A photo by Karen Roze.

Yesterday I found a series of photos by Ellen Von Unwerth, posted on a website. I read the comments people had left in reaction to the editorial. Said one commenter of Von Unwerth’s body of work, “She ALWAYS makes girls look like either sluts or rape victims.”

Personally, I wouldn’t put it quite that way, but I have long felt that women who photograph other women have a connection with their subjects men don’t have. They are more adept at finding both uncommon strength and unsettling weakness in their images. Whether it is because their own experiences inform their work (as they must) or because their models feel more connected, it’s hard to say – both, perhaps – but the difference is there.

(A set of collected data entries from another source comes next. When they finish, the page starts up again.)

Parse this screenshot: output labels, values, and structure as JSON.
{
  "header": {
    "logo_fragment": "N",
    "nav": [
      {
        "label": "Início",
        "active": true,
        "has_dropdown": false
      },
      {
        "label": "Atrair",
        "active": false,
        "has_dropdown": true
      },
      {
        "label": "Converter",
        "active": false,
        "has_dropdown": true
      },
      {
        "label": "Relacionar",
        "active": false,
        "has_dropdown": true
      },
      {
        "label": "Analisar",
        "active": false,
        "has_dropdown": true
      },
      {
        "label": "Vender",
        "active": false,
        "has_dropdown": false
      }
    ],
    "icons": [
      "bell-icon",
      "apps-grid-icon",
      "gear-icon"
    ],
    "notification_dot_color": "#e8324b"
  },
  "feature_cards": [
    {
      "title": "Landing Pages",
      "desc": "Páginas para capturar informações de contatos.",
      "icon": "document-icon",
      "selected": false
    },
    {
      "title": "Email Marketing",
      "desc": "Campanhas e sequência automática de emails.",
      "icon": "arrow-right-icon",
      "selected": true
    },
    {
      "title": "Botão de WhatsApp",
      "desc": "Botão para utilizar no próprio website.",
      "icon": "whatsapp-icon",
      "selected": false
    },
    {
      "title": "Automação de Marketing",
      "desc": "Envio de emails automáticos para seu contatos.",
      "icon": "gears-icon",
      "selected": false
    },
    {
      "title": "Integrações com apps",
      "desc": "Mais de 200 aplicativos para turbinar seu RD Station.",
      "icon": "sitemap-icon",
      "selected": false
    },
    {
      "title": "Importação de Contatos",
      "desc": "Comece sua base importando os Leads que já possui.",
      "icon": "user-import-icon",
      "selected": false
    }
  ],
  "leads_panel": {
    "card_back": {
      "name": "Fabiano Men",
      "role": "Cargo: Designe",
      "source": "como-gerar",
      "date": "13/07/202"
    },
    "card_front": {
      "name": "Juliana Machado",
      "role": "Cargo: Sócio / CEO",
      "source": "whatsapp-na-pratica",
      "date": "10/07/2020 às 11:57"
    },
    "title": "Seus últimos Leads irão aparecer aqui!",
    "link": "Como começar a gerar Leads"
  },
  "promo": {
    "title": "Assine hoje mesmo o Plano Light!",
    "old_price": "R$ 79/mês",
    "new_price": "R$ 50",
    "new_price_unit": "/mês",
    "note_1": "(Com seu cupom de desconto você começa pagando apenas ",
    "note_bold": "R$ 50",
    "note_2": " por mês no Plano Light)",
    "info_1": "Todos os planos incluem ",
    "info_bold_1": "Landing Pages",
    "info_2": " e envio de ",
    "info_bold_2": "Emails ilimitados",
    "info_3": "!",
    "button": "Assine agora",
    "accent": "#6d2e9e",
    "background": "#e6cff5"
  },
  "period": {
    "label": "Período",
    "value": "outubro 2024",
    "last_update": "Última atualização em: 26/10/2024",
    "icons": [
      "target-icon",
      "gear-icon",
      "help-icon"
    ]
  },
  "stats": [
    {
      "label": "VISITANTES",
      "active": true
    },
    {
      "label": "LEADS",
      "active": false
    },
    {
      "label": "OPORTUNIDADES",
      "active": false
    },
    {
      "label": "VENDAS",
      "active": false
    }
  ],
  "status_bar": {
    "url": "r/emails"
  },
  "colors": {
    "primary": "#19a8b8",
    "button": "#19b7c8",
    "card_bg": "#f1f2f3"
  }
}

Last night the WOMEN X WOMEN exhibit opened at Fashion House. The press release promised “the exhibited works [would] capture beauty, vulnerability, and strength of the model through the photographer’s eyes with the artistic direction drawing on the photographer’s own memories, style, and dreams.”

This may have been an overstatement.

I was very excited to see the images, I was disappointed to find that most of them, while they were certainly competently executed, were also absolutely typical of the majority of mainstream high-fashion photography. The models were predominantly white, thin, and expressionless, slumped in editorials that hardly covered new ground. There were, however, a few standouts.

Karen Roze’s untitled editorial was an aggressive blend of deep shadow and saturated colour. The model appeared from the ether with the determination of an avenging angel. Maude Arsenault’s “Masha 14” was just the opposite. She documented her model, Masha, dressed in over-sized bows and voluminous gowns. In her heels and makeup, there is no mistaking this model is still a child. Her expressions are plaintive, her eyes slightly bewildered but locked onto the lens (and the audience). It highlights an unsettling vulnerability and the viewer-as-consumer must answer to why she is there at all.

Finally, Genevieve Caron’s editorial (also untitled) shows an extremely pale model, dressed in a severe Edwardian-style dress. She stands stiffly, all forehead and jawline, holding up one edge of her dress to expose a thigh. Her pose is reminiscent of vintage erotica, with the exception that she stares unapologetic, almost brutally, into the lens. Her expression is deliberate and she dares the audience to question her motive.

While, in all, I found the exhibit a bit underwhelming, that’s only one opinion. If you want to check it out, it’s open to the public today, Friday, March 20 (from noon-6:00pm), and Saturday, March 21, 2009 (from noon-5:00pm) at Fashion House, 560 King St West in Toronto.